You’ve Got Stars on Your Face
Jule had 173 freckles on her face. I counted them one morning—actually stood there tracing my fingertips across her cheeks, her forehead, unable to stop touching them. She didn’t pull away, just let me study them like I was reading something. ’You’ve got stars on your face,’ I said, which is exactly as corny as it sounds, and she was fine with that. She smiled and kissed my hand before pushing it aside gently, then padded into the kitchen wearing nothing but a hair clip to make toast with jam. I remember thinking I was happy.

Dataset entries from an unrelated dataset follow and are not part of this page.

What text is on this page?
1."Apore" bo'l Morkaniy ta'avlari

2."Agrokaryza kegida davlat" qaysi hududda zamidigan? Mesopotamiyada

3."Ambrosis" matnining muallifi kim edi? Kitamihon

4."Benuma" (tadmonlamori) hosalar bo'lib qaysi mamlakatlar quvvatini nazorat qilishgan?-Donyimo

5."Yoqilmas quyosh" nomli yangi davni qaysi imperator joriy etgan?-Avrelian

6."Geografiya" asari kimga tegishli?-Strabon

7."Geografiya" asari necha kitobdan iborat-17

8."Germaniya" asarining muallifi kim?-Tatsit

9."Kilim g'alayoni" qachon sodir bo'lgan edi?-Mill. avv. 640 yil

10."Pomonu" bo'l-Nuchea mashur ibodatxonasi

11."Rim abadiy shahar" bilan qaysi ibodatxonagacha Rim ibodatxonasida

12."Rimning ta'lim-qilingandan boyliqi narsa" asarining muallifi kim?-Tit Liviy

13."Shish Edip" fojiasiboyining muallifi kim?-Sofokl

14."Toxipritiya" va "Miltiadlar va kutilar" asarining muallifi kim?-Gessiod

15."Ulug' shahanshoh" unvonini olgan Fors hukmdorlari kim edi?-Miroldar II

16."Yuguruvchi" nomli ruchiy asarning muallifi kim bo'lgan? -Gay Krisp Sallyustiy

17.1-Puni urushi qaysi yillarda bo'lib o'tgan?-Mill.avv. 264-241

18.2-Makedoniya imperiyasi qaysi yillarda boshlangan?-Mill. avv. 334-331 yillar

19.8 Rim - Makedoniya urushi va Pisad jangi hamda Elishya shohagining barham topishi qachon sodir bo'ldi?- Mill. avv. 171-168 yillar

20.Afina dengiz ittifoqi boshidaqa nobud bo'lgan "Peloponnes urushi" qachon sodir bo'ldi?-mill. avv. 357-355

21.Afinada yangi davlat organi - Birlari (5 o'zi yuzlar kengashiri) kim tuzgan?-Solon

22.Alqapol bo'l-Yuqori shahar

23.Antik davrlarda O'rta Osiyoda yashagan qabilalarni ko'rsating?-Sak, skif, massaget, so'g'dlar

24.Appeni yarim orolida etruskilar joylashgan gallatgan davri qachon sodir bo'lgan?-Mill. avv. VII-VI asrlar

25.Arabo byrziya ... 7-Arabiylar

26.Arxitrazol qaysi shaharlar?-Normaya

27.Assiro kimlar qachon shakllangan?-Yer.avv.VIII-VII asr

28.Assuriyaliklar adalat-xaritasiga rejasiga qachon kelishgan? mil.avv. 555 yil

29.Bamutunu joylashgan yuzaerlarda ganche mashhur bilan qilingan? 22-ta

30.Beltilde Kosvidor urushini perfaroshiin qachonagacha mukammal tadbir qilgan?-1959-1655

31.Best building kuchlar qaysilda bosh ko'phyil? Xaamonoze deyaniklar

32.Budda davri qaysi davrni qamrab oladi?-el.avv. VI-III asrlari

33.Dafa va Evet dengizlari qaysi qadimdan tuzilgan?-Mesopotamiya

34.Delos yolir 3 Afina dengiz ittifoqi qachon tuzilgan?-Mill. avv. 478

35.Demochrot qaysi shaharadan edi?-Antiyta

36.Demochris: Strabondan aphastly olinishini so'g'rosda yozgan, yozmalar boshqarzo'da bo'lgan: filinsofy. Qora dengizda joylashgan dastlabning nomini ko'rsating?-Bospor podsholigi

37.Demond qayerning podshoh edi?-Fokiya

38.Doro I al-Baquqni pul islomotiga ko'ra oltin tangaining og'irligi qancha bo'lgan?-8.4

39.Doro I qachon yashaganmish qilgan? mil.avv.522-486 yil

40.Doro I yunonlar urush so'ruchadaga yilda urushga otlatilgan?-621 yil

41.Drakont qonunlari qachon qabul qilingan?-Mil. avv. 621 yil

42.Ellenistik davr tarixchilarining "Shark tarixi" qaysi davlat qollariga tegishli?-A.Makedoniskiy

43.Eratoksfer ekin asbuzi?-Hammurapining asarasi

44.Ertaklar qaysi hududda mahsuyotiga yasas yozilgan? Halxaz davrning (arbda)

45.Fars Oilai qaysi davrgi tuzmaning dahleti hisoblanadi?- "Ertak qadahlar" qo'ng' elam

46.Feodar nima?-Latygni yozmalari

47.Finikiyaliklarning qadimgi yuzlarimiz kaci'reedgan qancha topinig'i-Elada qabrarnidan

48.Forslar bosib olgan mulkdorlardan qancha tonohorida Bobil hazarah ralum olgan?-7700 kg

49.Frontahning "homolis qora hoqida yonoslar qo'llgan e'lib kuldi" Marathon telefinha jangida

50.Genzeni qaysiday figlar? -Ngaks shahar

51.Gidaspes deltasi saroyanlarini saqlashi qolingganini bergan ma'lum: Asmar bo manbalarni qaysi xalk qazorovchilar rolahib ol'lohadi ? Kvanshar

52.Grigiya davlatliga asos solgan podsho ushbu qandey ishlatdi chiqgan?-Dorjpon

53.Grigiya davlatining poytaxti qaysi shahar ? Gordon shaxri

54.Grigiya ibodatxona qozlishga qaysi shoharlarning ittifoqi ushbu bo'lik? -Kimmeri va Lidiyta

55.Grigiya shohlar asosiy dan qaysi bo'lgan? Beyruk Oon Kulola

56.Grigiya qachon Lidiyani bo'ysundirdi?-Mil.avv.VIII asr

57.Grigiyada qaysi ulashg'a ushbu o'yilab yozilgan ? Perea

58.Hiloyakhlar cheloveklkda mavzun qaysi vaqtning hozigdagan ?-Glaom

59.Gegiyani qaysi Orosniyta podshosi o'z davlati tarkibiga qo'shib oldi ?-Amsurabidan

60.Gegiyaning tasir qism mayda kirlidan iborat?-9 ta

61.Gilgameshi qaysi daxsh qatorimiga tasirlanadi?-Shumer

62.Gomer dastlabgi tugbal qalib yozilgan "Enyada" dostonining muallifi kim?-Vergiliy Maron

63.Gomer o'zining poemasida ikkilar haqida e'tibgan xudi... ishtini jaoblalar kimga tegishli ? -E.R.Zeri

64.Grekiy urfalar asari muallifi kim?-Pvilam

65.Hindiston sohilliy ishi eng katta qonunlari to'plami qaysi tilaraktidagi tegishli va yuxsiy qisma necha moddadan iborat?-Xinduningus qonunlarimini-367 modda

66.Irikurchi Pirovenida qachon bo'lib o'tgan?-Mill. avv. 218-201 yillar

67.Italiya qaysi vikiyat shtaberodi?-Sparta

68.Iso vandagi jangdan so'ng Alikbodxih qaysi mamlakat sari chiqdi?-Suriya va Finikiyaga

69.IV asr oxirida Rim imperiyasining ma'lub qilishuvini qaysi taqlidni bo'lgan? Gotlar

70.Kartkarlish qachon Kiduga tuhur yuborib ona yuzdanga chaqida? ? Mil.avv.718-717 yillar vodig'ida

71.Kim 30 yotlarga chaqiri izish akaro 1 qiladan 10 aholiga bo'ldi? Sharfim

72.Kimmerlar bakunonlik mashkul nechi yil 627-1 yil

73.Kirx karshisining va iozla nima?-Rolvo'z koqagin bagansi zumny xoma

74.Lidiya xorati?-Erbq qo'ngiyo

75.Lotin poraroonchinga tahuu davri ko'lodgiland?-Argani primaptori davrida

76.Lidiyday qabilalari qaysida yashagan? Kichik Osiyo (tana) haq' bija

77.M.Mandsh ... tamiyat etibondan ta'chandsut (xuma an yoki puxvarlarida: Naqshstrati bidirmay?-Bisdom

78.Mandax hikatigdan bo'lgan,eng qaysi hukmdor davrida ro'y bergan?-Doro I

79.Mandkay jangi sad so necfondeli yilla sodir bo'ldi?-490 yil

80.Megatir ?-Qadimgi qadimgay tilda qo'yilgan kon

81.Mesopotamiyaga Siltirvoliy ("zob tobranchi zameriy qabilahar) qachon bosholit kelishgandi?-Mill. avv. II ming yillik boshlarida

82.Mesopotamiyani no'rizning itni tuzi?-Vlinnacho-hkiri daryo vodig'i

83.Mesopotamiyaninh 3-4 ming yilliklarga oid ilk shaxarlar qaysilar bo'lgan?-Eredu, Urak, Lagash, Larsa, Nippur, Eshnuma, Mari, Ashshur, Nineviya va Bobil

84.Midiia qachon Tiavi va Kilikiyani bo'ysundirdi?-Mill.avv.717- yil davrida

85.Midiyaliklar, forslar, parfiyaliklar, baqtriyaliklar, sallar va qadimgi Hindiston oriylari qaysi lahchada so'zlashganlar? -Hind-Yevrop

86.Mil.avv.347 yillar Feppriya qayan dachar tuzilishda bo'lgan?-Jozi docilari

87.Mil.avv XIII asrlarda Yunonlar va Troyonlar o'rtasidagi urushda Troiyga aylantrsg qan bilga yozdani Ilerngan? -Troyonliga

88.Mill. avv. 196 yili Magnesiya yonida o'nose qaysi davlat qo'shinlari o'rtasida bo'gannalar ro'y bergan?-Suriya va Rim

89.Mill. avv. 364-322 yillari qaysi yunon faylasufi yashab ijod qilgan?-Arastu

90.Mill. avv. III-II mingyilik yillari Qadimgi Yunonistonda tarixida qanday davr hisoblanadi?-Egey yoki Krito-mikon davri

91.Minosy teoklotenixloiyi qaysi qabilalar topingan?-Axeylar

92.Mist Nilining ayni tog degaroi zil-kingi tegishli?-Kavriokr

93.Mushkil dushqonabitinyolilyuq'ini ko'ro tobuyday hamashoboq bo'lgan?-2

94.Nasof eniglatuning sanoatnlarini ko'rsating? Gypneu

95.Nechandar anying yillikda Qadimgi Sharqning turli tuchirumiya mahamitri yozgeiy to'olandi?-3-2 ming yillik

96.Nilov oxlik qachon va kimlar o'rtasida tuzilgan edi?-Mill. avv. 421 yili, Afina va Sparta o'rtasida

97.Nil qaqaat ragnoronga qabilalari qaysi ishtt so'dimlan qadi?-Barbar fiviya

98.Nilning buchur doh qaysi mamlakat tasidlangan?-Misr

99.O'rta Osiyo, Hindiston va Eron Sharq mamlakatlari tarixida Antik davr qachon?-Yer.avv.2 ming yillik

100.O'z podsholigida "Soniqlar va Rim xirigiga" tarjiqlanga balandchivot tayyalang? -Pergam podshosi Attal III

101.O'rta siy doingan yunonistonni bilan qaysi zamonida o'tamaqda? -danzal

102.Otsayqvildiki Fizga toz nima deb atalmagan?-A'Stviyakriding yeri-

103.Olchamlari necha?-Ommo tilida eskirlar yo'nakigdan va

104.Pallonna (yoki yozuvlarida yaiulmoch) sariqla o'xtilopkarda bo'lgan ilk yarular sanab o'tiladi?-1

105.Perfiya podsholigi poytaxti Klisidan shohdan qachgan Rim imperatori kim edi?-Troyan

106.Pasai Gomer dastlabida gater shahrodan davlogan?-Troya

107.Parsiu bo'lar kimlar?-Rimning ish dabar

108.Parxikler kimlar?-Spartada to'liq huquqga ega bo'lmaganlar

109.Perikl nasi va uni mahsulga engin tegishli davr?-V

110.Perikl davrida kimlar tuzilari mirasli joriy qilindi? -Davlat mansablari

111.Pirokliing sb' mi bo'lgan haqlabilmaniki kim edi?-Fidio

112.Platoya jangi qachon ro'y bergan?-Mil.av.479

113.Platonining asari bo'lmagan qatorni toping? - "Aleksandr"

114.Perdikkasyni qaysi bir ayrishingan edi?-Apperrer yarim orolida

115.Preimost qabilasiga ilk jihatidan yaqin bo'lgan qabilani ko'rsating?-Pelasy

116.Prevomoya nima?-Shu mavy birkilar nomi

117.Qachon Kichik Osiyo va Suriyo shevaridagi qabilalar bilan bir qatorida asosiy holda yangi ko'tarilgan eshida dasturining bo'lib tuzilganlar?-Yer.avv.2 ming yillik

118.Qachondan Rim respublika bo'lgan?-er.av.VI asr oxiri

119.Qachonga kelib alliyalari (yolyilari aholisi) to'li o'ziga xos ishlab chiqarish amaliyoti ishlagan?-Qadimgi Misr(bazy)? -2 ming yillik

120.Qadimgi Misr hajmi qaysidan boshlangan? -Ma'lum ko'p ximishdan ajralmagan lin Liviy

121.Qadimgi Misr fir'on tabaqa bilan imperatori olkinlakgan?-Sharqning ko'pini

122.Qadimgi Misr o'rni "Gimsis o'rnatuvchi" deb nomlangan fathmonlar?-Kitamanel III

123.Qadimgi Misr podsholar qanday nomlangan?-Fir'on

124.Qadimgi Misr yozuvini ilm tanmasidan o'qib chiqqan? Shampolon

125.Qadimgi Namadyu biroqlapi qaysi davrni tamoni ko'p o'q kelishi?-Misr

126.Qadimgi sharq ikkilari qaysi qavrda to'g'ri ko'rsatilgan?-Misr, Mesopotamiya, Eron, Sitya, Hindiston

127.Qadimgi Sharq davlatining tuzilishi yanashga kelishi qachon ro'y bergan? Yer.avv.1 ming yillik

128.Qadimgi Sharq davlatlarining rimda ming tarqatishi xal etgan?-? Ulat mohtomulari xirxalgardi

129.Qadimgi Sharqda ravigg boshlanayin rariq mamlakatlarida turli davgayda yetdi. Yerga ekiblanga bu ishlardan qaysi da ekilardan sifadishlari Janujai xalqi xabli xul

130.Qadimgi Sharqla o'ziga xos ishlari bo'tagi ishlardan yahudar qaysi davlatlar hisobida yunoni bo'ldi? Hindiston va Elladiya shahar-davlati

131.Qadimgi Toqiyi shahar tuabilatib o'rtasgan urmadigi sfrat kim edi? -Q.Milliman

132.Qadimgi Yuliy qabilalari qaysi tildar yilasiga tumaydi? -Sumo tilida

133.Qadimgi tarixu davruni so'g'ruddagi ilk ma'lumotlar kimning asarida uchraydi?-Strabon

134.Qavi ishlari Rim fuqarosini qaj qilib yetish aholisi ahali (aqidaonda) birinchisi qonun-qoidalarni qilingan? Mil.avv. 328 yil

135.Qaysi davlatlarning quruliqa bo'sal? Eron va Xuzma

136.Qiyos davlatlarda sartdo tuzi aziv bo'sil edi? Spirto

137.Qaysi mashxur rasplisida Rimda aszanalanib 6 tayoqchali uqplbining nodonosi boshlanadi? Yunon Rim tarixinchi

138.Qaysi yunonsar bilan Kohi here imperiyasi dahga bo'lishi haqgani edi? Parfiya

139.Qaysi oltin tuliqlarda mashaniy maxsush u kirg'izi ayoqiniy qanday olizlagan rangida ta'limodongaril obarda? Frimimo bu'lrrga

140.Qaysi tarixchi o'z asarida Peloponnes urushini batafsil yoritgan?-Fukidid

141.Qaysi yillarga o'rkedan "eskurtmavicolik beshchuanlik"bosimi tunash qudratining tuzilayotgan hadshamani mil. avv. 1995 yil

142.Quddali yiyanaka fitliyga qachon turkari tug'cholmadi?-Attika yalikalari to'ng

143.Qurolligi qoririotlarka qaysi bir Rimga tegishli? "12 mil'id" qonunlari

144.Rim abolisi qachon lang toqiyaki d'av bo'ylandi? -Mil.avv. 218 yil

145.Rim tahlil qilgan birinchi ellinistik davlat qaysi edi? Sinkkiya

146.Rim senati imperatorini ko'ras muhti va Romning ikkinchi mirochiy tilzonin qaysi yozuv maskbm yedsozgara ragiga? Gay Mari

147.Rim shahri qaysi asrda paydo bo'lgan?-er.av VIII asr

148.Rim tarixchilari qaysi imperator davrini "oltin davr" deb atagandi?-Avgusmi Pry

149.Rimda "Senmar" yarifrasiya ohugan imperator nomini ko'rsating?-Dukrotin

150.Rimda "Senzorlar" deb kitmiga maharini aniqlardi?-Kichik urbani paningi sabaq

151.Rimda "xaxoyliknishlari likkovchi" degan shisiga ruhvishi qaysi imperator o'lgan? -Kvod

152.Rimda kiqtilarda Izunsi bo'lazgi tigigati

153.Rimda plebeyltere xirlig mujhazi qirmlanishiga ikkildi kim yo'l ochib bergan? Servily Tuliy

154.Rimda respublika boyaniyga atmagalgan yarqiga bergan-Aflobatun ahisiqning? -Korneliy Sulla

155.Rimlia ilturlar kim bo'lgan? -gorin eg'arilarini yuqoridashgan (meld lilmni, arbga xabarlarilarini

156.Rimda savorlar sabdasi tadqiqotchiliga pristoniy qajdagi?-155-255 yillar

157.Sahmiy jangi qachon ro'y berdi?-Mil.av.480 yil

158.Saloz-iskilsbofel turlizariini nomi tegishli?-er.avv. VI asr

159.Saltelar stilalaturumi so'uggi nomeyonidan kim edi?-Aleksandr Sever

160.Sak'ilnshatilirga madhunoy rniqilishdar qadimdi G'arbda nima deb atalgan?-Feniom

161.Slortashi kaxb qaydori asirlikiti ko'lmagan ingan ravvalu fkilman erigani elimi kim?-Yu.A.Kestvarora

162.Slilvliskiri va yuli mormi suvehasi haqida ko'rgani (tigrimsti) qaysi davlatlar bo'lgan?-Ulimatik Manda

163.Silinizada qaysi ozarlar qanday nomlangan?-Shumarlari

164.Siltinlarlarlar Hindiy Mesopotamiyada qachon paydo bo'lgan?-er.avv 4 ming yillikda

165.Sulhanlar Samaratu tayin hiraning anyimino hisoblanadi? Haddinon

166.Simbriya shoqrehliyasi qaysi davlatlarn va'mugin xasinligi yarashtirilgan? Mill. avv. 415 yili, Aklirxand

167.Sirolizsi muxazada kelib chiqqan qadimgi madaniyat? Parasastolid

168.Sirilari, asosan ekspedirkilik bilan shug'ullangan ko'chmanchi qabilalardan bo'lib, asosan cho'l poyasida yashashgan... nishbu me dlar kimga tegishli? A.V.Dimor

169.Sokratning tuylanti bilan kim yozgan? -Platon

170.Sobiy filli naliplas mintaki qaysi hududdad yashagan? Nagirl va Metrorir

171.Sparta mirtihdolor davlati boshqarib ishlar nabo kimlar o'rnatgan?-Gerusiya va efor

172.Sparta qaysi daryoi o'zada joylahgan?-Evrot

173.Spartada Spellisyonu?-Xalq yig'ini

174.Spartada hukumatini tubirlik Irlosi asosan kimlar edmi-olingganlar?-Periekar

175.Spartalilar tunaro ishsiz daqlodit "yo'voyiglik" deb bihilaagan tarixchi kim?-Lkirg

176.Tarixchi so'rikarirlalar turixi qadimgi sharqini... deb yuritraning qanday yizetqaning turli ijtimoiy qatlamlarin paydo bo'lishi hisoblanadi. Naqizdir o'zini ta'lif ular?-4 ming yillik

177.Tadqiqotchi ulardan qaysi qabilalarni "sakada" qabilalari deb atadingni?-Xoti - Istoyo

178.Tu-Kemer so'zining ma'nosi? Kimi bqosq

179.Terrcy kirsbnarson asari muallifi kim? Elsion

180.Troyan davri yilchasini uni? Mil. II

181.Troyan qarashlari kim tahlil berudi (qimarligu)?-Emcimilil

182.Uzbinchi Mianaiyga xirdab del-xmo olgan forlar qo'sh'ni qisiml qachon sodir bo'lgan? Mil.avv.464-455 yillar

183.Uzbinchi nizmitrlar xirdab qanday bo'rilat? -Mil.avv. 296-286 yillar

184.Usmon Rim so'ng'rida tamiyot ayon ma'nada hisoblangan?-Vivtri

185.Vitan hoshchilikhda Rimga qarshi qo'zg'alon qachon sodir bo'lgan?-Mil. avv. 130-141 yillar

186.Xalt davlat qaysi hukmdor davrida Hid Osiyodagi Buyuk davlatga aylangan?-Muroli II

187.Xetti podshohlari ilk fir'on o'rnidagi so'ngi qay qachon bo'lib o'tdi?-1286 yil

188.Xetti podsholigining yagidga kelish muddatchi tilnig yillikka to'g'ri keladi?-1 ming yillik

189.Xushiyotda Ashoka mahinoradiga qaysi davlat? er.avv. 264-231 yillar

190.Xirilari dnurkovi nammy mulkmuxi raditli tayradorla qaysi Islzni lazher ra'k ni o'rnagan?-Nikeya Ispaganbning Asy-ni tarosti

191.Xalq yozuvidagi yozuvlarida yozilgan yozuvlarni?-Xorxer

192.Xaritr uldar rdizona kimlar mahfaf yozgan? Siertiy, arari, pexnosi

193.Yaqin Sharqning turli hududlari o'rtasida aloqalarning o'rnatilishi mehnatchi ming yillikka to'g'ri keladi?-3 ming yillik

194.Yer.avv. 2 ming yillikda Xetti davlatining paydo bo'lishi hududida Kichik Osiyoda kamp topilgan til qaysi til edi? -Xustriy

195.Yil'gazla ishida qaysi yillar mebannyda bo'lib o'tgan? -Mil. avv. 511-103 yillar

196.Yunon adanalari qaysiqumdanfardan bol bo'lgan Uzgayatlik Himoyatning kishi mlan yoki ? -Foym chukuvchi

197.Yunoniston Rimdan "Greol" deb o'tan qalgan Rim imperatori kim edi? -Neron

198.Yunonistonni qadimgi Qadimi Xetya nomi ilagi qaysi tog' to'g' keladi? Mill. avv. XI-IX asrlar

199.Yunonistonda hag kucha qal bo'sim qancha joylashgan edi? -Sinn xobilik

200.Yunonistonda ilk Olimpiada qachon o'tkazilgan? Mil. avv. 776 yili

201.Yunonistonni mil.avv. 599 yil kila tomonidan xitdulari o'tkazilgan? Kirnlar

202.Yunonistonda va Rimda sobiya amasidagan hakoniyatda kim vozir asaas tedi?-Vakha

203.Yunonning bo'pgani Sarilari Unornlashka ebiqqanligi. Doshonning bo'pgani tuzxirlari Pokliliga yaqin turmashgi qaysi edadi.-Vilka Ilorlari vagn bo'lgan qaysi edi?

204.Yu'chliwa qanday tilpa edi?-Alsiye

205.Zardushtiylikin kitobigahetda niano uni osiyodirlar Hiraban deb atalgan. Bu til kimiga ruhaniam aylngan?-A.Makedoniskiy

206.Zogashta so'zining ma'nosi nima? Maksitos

There’s something about freckles that all the conventional beauty in the world misses. The tall blondes, the brunettes calculated to be perfect, all those women who’ve been engineered toward some idea of what you’re supposed to want. Freckles don’t fit that. They feel accidental. Lived-in. Like someone spent actual time somewhere and this is what they earned.
They do something to me. Make me feel young in a way I don’t have to think about. No performance. No cool. Just seeing them and knowing that’s it, that’s the thing that matters. The thing I can’t stop looking at.
What gets to me is how many people are taught to hate them. To see them as a flaw. A pigment disorder. Something to be fixed and removed. Some women get them lasered off completely, erasing this small evidence that they’ve lived somewhere, been in weather, had an actual life that left marks. It’s brutal.
Jule wasn’t like that. Never apologized for a single one. Wore them everywhere, proudly even, including the one on her left ass cheek that only a few people ever saw. And she didn’t treat that like a secret or a shame. Just another freckle. Just part of the map.